Dolphins: Last year, the Dolphins were clearly tearing down their roster for a rebuild, but they surprised by not being … as terrible as projected, I guess? Some media outlets even predicted they could finish 0-16. Instead, they were merely conventionally bad, but still had draft luck – their franchise quarterback, Tua Tagovailoa. Tagovailoa slipped a bit in the draft, and the Dolphins quickly snapped him up. He’ll sit for a while, though, as the team has a capable veteran starter in Ryan Fitzpatrick who they’ll make Tagovailoa beat out to win the job. The Dolphins won’t contend this year, but they should be more fun to watch.

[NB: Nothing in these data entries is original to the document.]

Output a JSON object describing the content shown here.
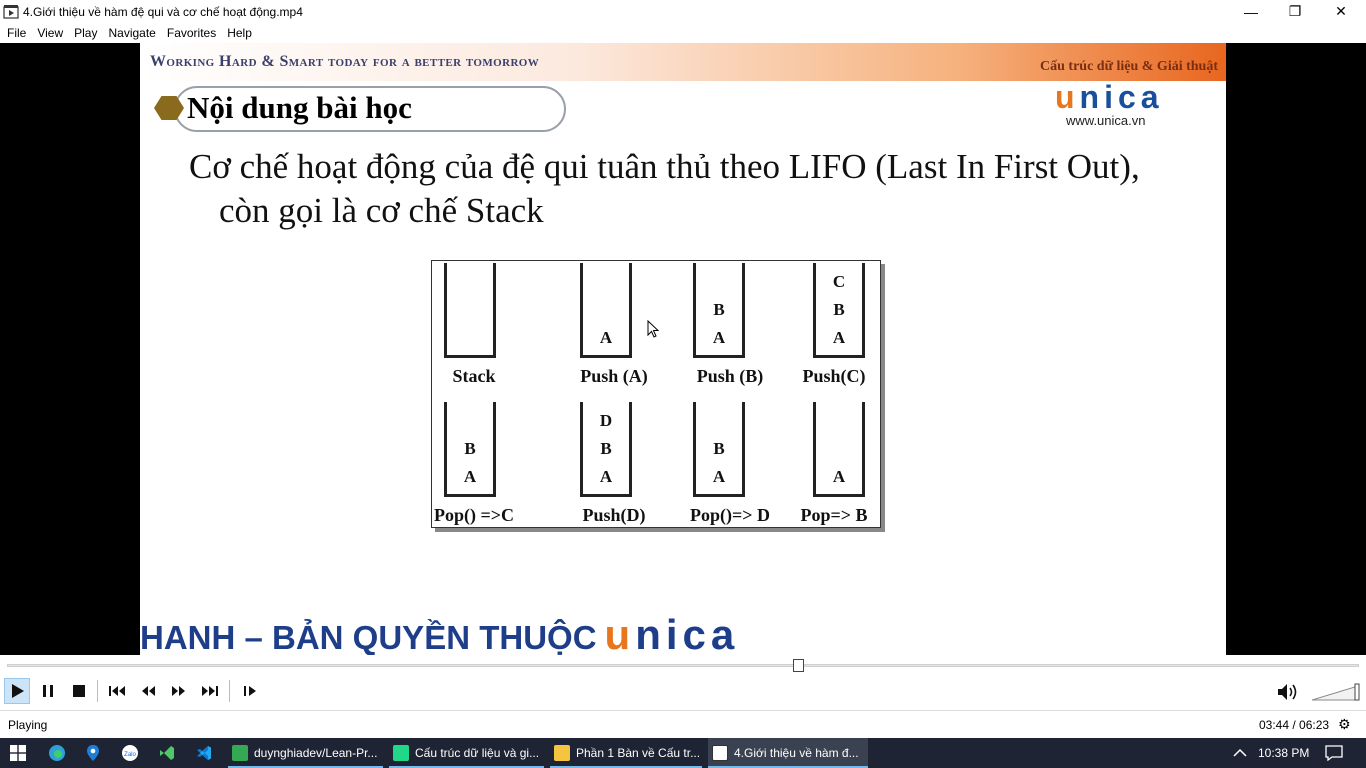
{
  "window": {
    "title": "4.Giới thiệu về hàm đệ qui và cơ chế hoạt động.mp4",
    "minimize": "—",
    "maximize": "❐",
    "close": "✕"
  },
  "menu": [
    "File",
    "View",
    "Play",
    "Navigate",
    "Favorites",
    "Help"
  ],
  "slide": {
    "motto": "Working Hard & Smart today for a better tomorrow",
    "course": "Cấu trúc dữ liệu & Giải thuật",
    "logo_u": "u",
    "logo_rest": "nica",
    "logo_url": "www.unica.vn",
    "lesson_title": "Nội dung bài học",
    "body_line1": "Cơ chế hoạt động của đệ qui tuân thủ theo LIFO (Last In First Out),",
    "body_line2": "còn gọi là cơ chế Stack",
    "watermark_text": "HANH – BẢN QUYỀN THUỘC",
    "watermark_logo_u": "u",
    "watermark_logo_rest": "nica"
  },
  "stacks": [
    {
      "caption": "Stack",
      "items": []
    },
    {
      "caption": "Push (A)",
      "items": [
        "A"
      ]
    },
    {
      "caption": "Push (B)",
      "items": [
        "B",
        "A"
      ]
    },
    {
      "caption": "Push(C)",
      "items": [
        "C",
        "B",
        "A"
      ]
    },
    {
      "caption": "Pop() =>C",
      "items": [
        "B",
        "A"
      ]
    },
    {
      "caption": "Push(D)",
      "items": [
        "D",
        "B",
        "A"
      ]
    },
    {
      "caption": "Pop()=> D",
      "items": [
        "B",
        "A"
      ]
    },
    {
      "caption": "Pop=> B",
      "items": [
        "A"
      ]
    }
  ],
  "player": {
    "position_seconds": 224,
    "duration_seconds": 383,
    "status": "Playing",
    "time": "03:44 / 06:23",
    "colors": {
      "accent": "#cce4f7",
      "logo_blue": "#1a4f9c",
      "logo_orange": "#e8761f"
    }
  },
  "taskbar": {
    "apps": [
      {
        "label": "duynghiadev/Lean-Pr...",
        "icon": "chrome-icon",
        "color": "#34a853"
      },
      {
        "label": "Cấu trúc dữ liệu và gi...",
        "icon": "pycharm-icon",
        "color": "#21d789"
      },
      {
        "label": "Phần 1 Bàn về Cấu tr...",
        "icon": "notes-icon",
        "color": "#f5c542"
      },
      {
        "label": "4.Giới thiệu về hàm đ...",
        "icon": "media-player-icon",
        "color": "#ffffff"
      }
    ],
    "clock": "10:38 PM"
  }
}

Jets: The Jets went 7-9 last year, an overachieving mark for a team still in a rebuild. Much like the Bills, how high their ceiling is largely depends on what Sam Darnold becomes. Is he a mistake-prone, erratic quarterback? Or are the elite flashes he’s show a predictor of future stardom? The Jets used a first round pick on a left tackle to provide better protection for Darnold, and hope this could be a breakout season for him.
Predicted Finish: 1. Bills 2. Patriots 3. Dolphins 4. Jets
The Kansas City Chiefs won a Super Bowl last season, and happen to have the game’s best quarterback. Oh, and Patrick Mahomes is only 24. That’s … not great news for the rest of his division, but here’s a look at how they stack up.
Chiefs: Mahomes didn’t just lead the Chiefs to a Super Bowl last year, he did it in ways that often make the game look easy. He makes throws that no other quarterback can make, including a few that no other quarterback should even attempt to make. He’s surrounded by speed and weapons at every position, and coached by Andy Reid, who is perfectly suited to cater to Mahomes’ unique skills. Oh, and not that they needed more speed, but the team added lightning fast running back Clyde Edwards-Helaire in the first round of the draft, so expect him to be used creatively all over the field.
Raiders: The Raiders will be playing their first season in Las Vegas and have a quarterback in Derek Carr who has somehow survived Jon Gruden purging an entire roster that was a playoff team a few years ago in favor of draft picks. Now, though, the team is stocked at several positions and Carr has become one of the league’s best quarterbacks. The Raiders won’t be better than the Chiefs, but they should be in the Wild Card hunt all season.
Broncos: Drew Lock is tentatively the team’s quarterback of the future after winning four of five games to close out last season. A pair of rookie receivers in Jerry Jeudy and KJ Hamler add to an already strong receiving corps, and the team also added former Charger running back Melvin Gordon in free agency. The team’s biggest question is on defense. Von Miller is still around as one of the best defensive players of his era, but he’s older and the once fearsome defense around him is more pedestrian now. The Broncos have enough offense to be fun to watch but not enough defense to contend.
Chargers: The Chargers parted ways with longtime franchise quarterback Phillip Rivers in the offseason and seem to have immediately found his replacement with first round pick Justin Herbert. Herbert will likely have to beat out veteran Tyrod Taylor, but if he does, he’ll have more weapons than your average rookie quarterback – tight end Hunter Henry and wide receiver Keenan Allen are two of the best in the league at their respective positions. The team will miss Gordon’s production in the backfield, though.